İngiliz kökenli Economic kooperatifinin mağazasına giden Galatasaraylılar, burada çalışan Rum futbol idarecilerinden Yanni Vassiliadis'den yardım isterler. Onun sağladığı Birmingham'lı William Schillcokc mağazasının kataloğundan, sağlam futbol ayakkabıları ve sarı-lacivert renkli parçalı formayı beğenip
ısmarlarlar. Ne var ki bu formaların da ömrü çok uzun olmaz. Kuşdili çayırının, Kurbağalıdere Köprüsü arkasının, Tatavla tepesinin çamurlu zeminleri formaları çarçabuk paçavra haline getirir. Bir de üstüne 26 Aralık 1906 günü oynanan Baltalimanı maçından beş-sıfır yenik ayrılınınca, bu acı mağlubiyet de renklerin
uğursuzluğuna bağlandı ve yeni formalara ihtiyaç duyulur. Yeni forma bulma görevi Asım Tevfik, Emin Bülent ve Ali Sami'ye verilir. Bir renk seçmiş değillerdir. Uygun bulacakları kumaşı alıp diktireceklerdir.
Tekrar İngiltere'ye ısmarlayacak zaman yoktur. Bir çok dükkan gezilir. İstenen kumaş istenen fiyata bulunamaz. En sonunda Bahçekapı'daki Şişman Yanko'nun dükkanında, şali denilen, bayrak kumaşı örgüsünden fakat daha ince, güzel ve canlı iki yünlü kumaşa rastlanır. İki rengi vardır. Biri, vişneye çalan, koyuca, tatlı bir kırmızı, öteki de içinde turuncudan iz taşıyan tok bir sarı. Bunlar tezgahta yanyana açılmış duruyorlardır.

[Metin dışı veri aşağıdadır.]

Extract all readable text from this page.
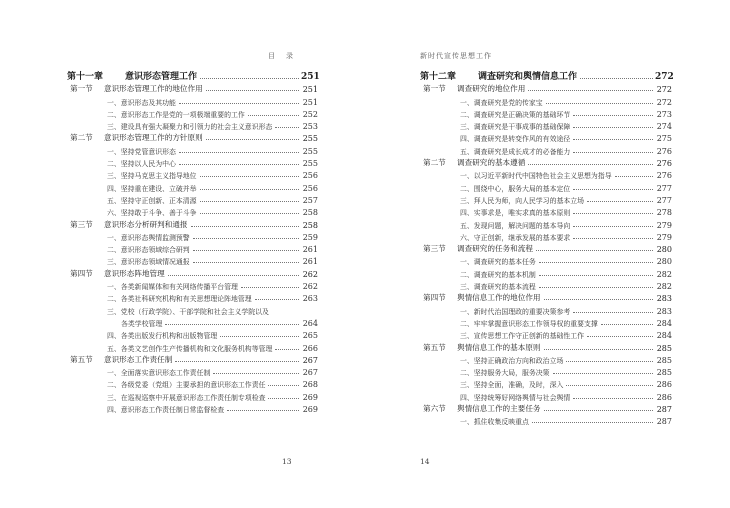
目　录
第十一章 意识形态管理工作	251
第一节 意识形态管理工作的地位作用	251
一、意识形态及其功能	251
二、意识形态工作是党的一项极端重要的工作	252
三、建设具有强大凝聚力和引领力的社会主义意识形态	253
第二节 意识形态管理工作的方针原则	255
一、坚持党管意识形态	255
二、坚持以人民为中心	255
三、坚持马克思主义指导地位	256
四、坚持重在建设、立破并举	256
五、坚持守正创新、正本清源	257
六、坚持敢于斗争、善于斗争	258
第三节 意识形态分析研判和通报	258
一、意识形态舆情监测预警	259
二、意识形态领域综合研判	261
三、意识形态领域情况通报	261
第四节 意识形态阵地管理	262
一、各类新闻媒体和有关网络传播平台管理	262
二、各类社科研究机构和有关思想理论阵地管理	263
三、党校（行政学院）、干部学院和社会主义学院以及
各类学校管理	264
四、各类出版发行机构和出版物管理	265
五、各类文艺创作生产传播机构和文化服务机构等管理	266
第五节 意识形态工作责任制	267
一、全面落实意识形态工作责任制	267
二、各级党委（党组）主要承担的意识形态工作责任	268
三、在巡视巡察中开展意识形态工作责任制专项检查	269
四、意识形态工作责任制日常监督检查	269
13
新时代宣传思想工作
第十二章 调查研究和舆情信息工作	272
第一节 调查研究的地位作用	272
一、调查研究是党的传家宝	272
二、调查研究是正确决策的基础环节	273
三、调查研究是干事成事的基础保障	274
四、调查研究是转变作风的有效途径	275
五、调查研究是成长成才的必备能力	276
第二节 调查研究的基本遵循	276
一、以习近平新时代中国特色社会主义思想为指导	276
二、围绕中心，服务大局的基本定位	277
三、拜人民为师，向人民学习的基本立场	277
四、实事求是，唯实求真的基本原则	278
五、发现问题，解决问题的基本导向	279
六、守正创新，继承发展的基本要求	279
第三节 调查研究的任务和流程	280
一、调查研究的基本任务	280
二、调查研究的基本机制	282
三、调查研究的基本流程	282
第四节 舆情信息工作的地位作用	283
一、新时代治国理政的重要决策参考	283
二、牢牢掌握意识形态工作领导权的重要支撑	284
三、宣传思想工作守正创新的基础性工作	284
第五节 舆情信息工作的基本原则	285
一、坚持正确政治方向和政治立场	285
二、坚持服务大局，服务决策	285
三、坚持全面，准确，及时，深入	286
四、坚持统筹好网络舆情与社会舆情	286
第六节 舆情信息工作的主要任务	287
一、抓住收集反映重点	287
14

Tezgahtar usta bir hareketle kumaşların dalgalarını birleştirir. Ateşin içindeki renk oynaklarını
görür gibi olur çocuklar. Metresi otuziki kuruş olan bu sarıyla kırmızı onları etkilemiştir. Umduklarından pahalıdır ama kestirip, alırlar. Ali Sami kumaşı evine ***ürür. Bu işte artık tecrübeli olan kardeşine diktirir.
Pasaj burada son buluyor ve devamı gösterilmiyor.